Dedication
For Mad
Epigraphs
Stanley Elkin, “The Graduate Seminar”
Show me an epigraph and I’ll show you a novel which has too good an idea of what it’s about.
Norman Manea, On Clowns: The Dictator and the Artist
The artist cannot dignify officialdom by opposing it in a solemn fashion, because that would mean taking it too seriously and inadvertently reinforcing its authority, thus acknowledging that authority. . . . In today’s rushed, confusing society in which everything mixes and is mixed up and destroyed, the ridiculous does run the risk of “swallowing up” art too. But the artist, even if he has been relegated to the position of a buffoon, tries to assume . . . an ambiguous stance, to place himself on a shaky seesaw, to transform the loss into a later gain.

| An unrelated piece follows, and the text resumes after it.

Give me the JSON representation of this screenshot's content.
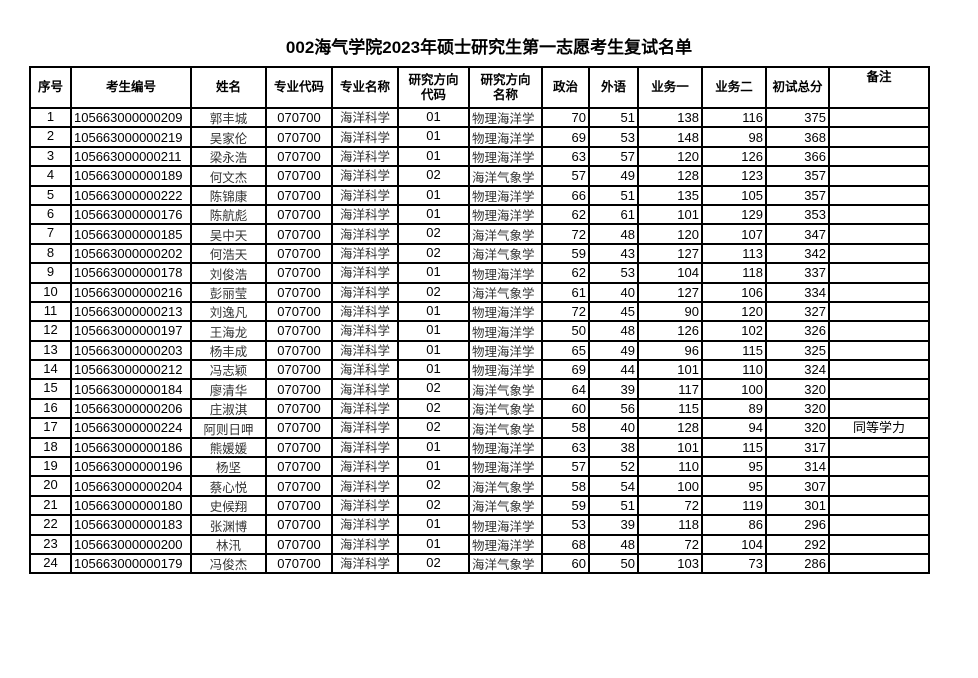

Edgar Degas to Georges Jeanniot (quoted by Otto Friedrich in Olympia: Paris in the Age of Manet)
It is very good to copy what one sees; it is much better to draw what you can’t see any more but in your memory. . . . That way, your memories and your fantasy are freed from the tyranny of nature.
Charles Baudelaire, “The Painter of Modern Life” (translated by Jonathan Mayne)
All good and true draughtsmen draw from the image imprinted on their brains, and not from nature. . . . When a true artist has come to the point of the final execution of his work, the model would be more of an embarrassment than a help to him.
Samuel Johnson, Rambler 134
The certainty that life cannot be long, and the probability that it will be much shorter than nature allows, ought to awaken every man to the active prosecution of whatever he is desirous to perform.
from “The Quantum Physics of Time Travel”
David Deutsch and Michael Lockwood
Scientific American, March 1994
Copyright © 1994 by Scientific American, Inc. All rights reserved.
Suppose Sonia tries her best to enact a paradox. She resolves that tomorrow she will enter the time machine and emerge today, unless a version of her first emerges today, having set out from tomorrow; and that if a version of her does emerge today, she will not enter the time machine tomorrow. Within classical physics, that resolution is self-contradictory. But not under quantum physics. In half the universes—call them A—an older Sonia steps out of the time machine. Consequently, just as she resolved, Sonia does not enter the time machine tomorrow, and each A-universe thereafter contains two Sonias of slightly different ages. In the other (B) universes, no one emerges from the time machine. . . .
So in half the universes there is a meeting between two Sonias, and in half there is not. In the A-universes an older Sonia appears “from nowhere,” and in the B-universes she disappears “into nowhere.” Each A-universe then contains two Sonias, the older one having started life in a B-universe. Sonia has gone missing from each B-universe, having emigrated to an A-universe. . . .
Suppose that Sonia’s boyfriend, Stephen, stays behind while she uses her time machine in one of the ways we have described. In half the universes, she enters it and never returns. Thus, from Stephen’s point of view, there is a possibility that he will be separated from her. Half the versions of him will see Sonia departing, never to return. (The other half will be joined by a second Sonia.) But from Sonia’s point of view, there is no possibility of her being separated from Stephen, because every version of her will end up in a universe containing a version of him—whom she will have to share with another version of herself.